O debate sobre se houve um declínio na democracia depende, em certa medida, de como contamos isso. É uma das grandes e provavelmente inescapáveis ironias da pesquisa acadêmica que o boom nos estudos comparativos democráticos foi acompanhado por um significativo desacordo sobre como definir e medir a democracia. Eu nunca senti que havia – ou poderia haver – um direito e uma resposta consensual para este eterno desafio conceitual. A maioria dos estudiosos da democracia concordaram que faz sentido classificar os regimes categoricamente – e assim determinar quais regimes são democracias e quais não são. Mas a democracia é, em muitos aspectos, uma variável contínua. Seus principais componentes – como a liberdade de múltiplos partidos e candidatos a campanha e concurso; acesso de oposição a meios de comunicação e financiamento de campanhas; inclusão do sufrágio; justiça e neutralidade da administração eleitoral; e até que ponto os vencedores eleitorais têm poder significativo para governar – variam em um continuum (assim como outras dimensões da qualidade da democracia, como as liberdades civis, o estado de direito, o controle da corrupção, o vigor da sociedade civil e assim por diante). . Essa variação contínua força os codificadores a fazerem julgamentos difíceis sobre como classificar os regimes que se enquadram na zona cinzenta da ambiguidade, onde a competição eleitoral multipartidária é genuína e vigorosa, mas imperfeita de algumas maneiras notáveis. Nenhum sistema de competição multipartidária é perfeitamente justo e aberto. Alguns sistemas eleitorais multipartidários claramente não atendem ao teste da democracia. Outros têm sérios defeitos que, no entanto, não negam seu caráter democrático geral. Assim, decisões difíceis devem ser tomadas com frequência sobre como pesar imperfeições e onde traçar a linha.

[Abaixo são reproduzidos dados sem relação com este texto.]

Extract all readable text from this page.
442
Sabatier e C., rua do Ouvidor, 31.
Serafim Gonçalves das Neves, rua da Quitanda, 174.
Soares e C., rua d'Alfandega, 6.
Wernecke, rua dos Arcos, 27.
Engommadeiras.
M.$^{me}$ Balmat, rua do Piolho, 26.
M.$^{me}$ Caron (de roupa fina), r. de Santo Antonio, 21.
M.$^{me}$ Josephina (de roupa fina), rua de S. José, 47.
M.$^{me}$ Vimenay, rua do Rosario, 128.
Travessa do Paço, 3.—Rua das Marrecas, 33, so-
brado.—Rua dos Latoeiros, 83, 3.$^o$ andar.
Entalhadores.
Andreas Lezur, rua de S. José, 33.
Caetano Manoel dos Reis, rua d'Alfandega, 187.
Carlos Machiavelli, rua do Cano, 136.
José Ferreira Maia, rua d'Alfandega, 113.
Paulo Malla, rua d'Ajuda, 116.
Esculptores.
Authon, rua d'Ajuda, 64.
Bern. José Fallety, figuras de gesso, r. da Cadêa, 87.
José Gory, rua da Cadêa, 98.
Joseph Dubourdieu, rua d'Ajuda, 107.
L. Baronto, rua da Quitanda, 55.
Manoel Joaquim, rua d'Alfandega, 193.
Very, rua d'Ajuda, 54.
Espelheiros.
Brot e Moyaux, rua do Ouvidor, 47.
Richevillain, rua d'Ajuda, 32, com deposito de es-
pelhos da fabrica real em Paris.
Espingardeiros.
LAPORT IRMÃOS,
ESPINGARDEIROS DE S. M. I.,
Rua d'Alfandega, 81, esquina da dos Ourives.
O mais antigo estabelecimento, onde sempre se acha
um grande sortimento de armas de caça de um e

A maioria das abordagens para classificar os regimes (como democracias ou não) depende da medição contínua de variáveis-chave (como os direitos políticos, no caso da escala Polity, ou ambos os direitos políticos e liberdades civis, no caso da Freedom House), juntamente com um ponto de corte um tanto arbitrário para separar democracias de não-democracias (5). Meu próprio método tem sido o de aceitar as decisões de codificação da Freedom House, exceto quando encontro evidências contraditórias persuasivas. Isso levou a minha contagem de duas a cinco democracias a menos que a Freedom House durante a maior parte dos anos desde 1989; há alguns anos, a discrepância é muito maior (6).

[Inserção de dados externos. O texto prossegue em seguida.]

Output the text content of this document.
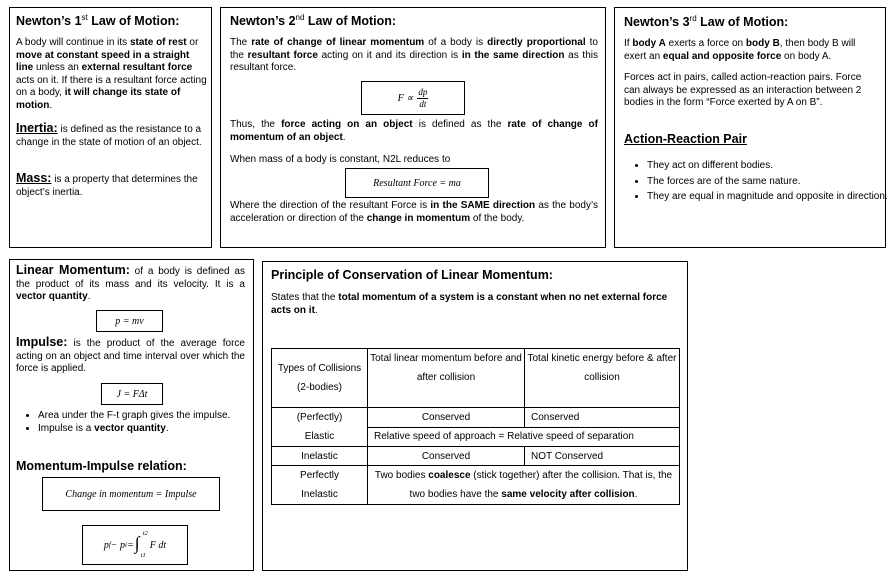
Newton’s 1st Law of Motion:
A body will continue in its state of rest or move at constant speed in a straight line unless an external resultant force acts on it. If there is a resultant force acting on a body, it will change its state of motion.
Inertia: is defined as the resistance to a change in the state of motion of an object.
Mass: is a property that determines the object’s inertia.
Newton’s 2nd Law of Motion:
The rate of change of linear momentum of a body is directly proportional to the resultant force acting on it and its direction is in the same direction as this resultant force.
F ∝
dp
dt
Thus, the force acting on an object is defined as the rate of change of momentum of an object.
When mass of a body is constant, N2L reduces to
Resultant Force = ma
Where the direction of the resultant Force is in the SAME direction as the body’s acceleration or direction of the change in momentum of the body.
Newton’s 3rd Law of Motion:
If body A exerts a force on body B, then body B will exert an equal and opposite force on body A.
Forces act in pairs, called action-reaction pairs. Force can always be expressed as an interaction between 2 bodies in the form “Force exerted by A on B”.
Action-Reaction Pair
• They act on different bodies.
• The forces are of the same nature.
• They are equal in magnitude and opposite in direction.
Linear Momentum: of a body is defined as the product of its mass and its velocity. It is a vector quantity.
p = mv
Impulse: is the product of the average force acting on an object and time interval over which the force is applied.
J = FΔt
• Area under the F-t graph gives the impulse.
• Impulse is a vector quantity.
Momentum-Impulse relation:
Change in momentum = Impulse
p f − p i = ∫ t2
t1
F dt
Principle of Conservation of Linear Momentum:
States that the total momentum of a system is a constant when no net external force acts on it.
Types of Collisions (2-bodies)	Total linear momentum before and after collision	Total kinetic energy before & after collision
(Perfectly)
Elastic	Conserved	Conserved
	Relative speed of approach = Relative speed of separation	
Inelastic	Conserved	NOT Conserved
Perfectly Inelastic	Two bodies coalesce (stick together) after the collision. That is, the two bodies have the same velocity after collision.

A Recessão Democrática: Colapsos e Erosões

O mundo viveu uma recessão democrática moderada, mas prolongada, desde cerca de 2006. Além da falta de melhoria ou da modesta erosão dos níveis globais de democracia e liberdade, tem havido várias outras causas de preocupação. Primeiro, houve uma taxa significativa e, de fato, acelerada de colapso democrático. Segundo, a qualidade ou a estabilidade da democracia tem declinado em vários países de mercados emergentes grandes e estrategicamente importantes, que eu chamo de “estados indecisos”. Terceiro, o autoritarismo vem se aprofundando, inclusive em países grandes e estrategicamente importantes. E quarto, as democracias estabelecidas, começando com os Estados Unidos, parecem estar cada vez mais mal e com falta de vontade e autoconfiança para promover efetivamente a democracia no exterior. Eu exploro cada um destes por sua vez.

Primeiro, vamos olhar para as taxas de colapso democrático. Entre 1974 e o final de 2014, 29% de todas as democracias do mundo quebraram (entre as democracias não ocidentais, a taxa foi de 35%). Na primeira década e meia deste novo século, a taxa de insucesso (17,6%) foi substancialmente maior do que no período de quinze anos anterior (12,7%). Alternativamente, se dividirmos a terceira onda em quatro décadas, veremos uma incidência crescente de falhas democráticas por década desde meados da década de 1980. A taxa de fracasso democrático, que havia sido de 16% na primeira década da terceira onda (1974-1983), caiu para 8% na segunda década (1984-1993), mas subiu para 11% na terceira década ( 1994–2003) e, mais recentemente, a 14% (2004–13). (Se incluirmos os três fracassos de 2014, a taxa aumenta para mais de 16%.)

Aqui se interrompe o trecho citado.